Comment armer l'État contre le terrorisme tout en préservant les libertés publiques ? Si nous échouons dans cet exercice, nous ne sommes plus en République. Ce texte comporte quatre mesures nouvelles essentielles : la création de périmètres de protection, la fermeture des lieux de culte, les assignations et les visites domiciliaires. Ces mesures lourdes peuvent être rendues compatibles avec notre droit public républicain - la Constitution, mais aussi la jurisprudence de la CEDH. C'est à Strasbourg qu'un grand juriste, Raymond Carré de Malberg, a formulé la théorie d'une loi limitée qui n'est pas seulement l'expression de la volonté générale, mais qui est soumise à un corpus juridique supérieur, à savoir la Constitution. Marcel Waline, autre maître de Strasbourg, avait une conception légèrement différente, mais c'est encore dans le cadre tracé par eux que nous intervenons aujourd'hui. Nous ne voulons pas que les terroristes fassent demain la loi chez nous, mais nous voulons défendre les libertés.
La création de périmètres de protection est la seule mesure essentielle vraiment nouvelle. L'article 1er précise qu'elle ne peut être décidée qu'en vue de prévenir des actes de terrorisme : on ne pourra pas créer de périmètre de protection pour empêcher des manifestations, contre les ordonnances modifiant le code du travail par exemple. J'ai déposé un amendement qui précise clairement ce point.
Le périmètre de protection ne peut être pérenne, car le principe de proportionnalité doit s'appliquer. Dans ce périmètre, un certain nombre de mesures de sécurité sont applicables, à l'exception des contrôles d'identité : des palpations de sécurité, des inspections visuelles et des fouilles de bagages ainsi que des visites de véhicule, sous réserve du consentement de leurs propriétaires.
La fermeture des lieux de culte, prévue par l'article 2, soulève beaucoup d'émotion ; j'ai reçu récemment un courrier des évêques de France à ce sujet. Il faut raison garder : il s'agit seulement de fermer certains lieux de culte qui, en raison des discours qui y sont tenus, de leur fréquentation ou de liens éventuels avec des théâtres terroristes extérieurs, deviennent des facteurs de risque. Par ailleurs, l'administration doit respecter un délai de 48 heures avant d'exécuter d'office sa décision, ce qui laisse le temps d'intenter un référé-liberté. Enfin, l'autorité administrative doit veiller à ce que les fidèles puissent pratiquer leur religion dans un lieu de culte rapproché.
L'article 3 est relatif aux mesures d'assignation. Le droit commun en comporte déjà, notamment, le contrôle administratif des retours sur le territoire (CART) concernant les personnes revenant des théâtres d'opérations djihadistes qui peuvent faire l'objet d'une mesure d'assignation à résidence renouvelable deux fois. Ce contrôle prend fin dès l'intervention du juge judiciaire.

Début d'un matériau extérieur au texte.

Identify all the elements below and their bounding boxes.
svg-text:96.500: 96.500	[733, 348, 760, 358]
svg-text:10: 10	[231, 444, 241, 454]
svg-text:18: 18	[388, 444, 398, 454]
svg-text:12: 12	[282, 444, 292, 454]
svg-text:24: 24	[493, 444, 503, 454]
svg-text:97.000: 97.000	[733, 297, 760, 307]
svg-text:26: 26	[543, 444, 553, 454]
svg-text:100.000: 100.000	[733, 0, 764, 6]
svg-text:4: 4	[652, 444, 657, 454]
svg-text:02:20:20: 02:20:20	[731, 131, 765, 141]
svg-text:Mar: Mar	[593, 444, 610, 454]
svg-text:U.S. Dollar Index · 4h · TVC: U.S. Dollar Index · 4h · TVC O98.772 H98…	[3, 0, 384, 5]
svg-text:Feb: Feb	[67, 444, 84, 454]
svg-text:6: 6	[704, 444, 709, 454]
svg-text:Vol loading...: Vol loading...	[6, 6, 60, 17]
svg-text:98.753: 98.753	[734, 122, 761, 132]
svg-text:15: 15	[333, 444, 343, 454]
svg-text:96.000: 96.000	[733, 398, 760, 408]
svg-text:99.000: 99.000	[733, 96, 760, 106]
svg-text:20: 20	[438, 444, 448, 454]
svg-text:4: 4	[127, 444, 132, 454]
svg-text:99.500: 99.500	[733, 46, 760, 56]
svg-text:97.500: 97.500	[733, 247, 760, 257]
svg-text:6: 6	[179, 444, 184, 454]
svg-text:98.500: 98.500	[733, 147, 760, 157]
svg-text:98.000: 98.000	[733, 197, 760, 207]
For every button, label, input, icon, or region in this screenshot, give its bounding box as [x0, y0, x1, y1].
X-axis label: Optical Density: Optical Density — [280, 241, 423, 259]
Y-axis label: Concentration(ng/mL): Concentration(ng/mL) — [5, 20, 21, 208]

Le projet de loi prévoit que le ministre de l'intérieur peut obliger une personne à résider dans un périmètre géographique déterminé, qui ne peut être inférieur à la commune pour respecter le droit à une vie familiale et professionnelle normale. Cette personne est soumise à l'obligation de pointer régulièrement dans les services de gendarmerie ou de police. Le texte prévoit l'obligation de pointer une fois par jour au maximum, l'arrêté ministériel précisant si cette obligation s'étend aux dimanches et jours fériés. La personne assignée peut également être astreinte à communiquer ses identifiants électroniques. Enfin, aucune limite temporelle n'est prévue. Or, dans un avis rendu en 2015, le Conseil d'État explique très clairement que l'assignation est une mesure « restrictive » de liberté, mais que le fait de la renouveler indéfiniment en fait une mesure « privative » de liberté, ce qui suppose l'intervention du juge judiciaire. Deux solutions sont alors possibles : soit interdire toute prolongation, comme le préconise le Conseil d'État, mais le risque terroriste peut perdurer ; soit prévoir que le juge judiciaire peut seul autoriser la prolongation de l'assignation, passé un certain délai. Je propose donc que cette mission soit confiée au JLD de Paris, par symétrie avec l'article 4. Certes, nous créons ainsi un acte mixte, mais il y a bien longtemps que l'on a tendance, en matière de terrorisme, à rapprocher le domaine administratif du domaine judiciaire.
Je vous propose également de refuser l'obligation de communiquer les identifiants électroniques, pour respecter le principe constitutionnel fondamental selon lequel nul n'est obligé de participer à sa propre incrimination.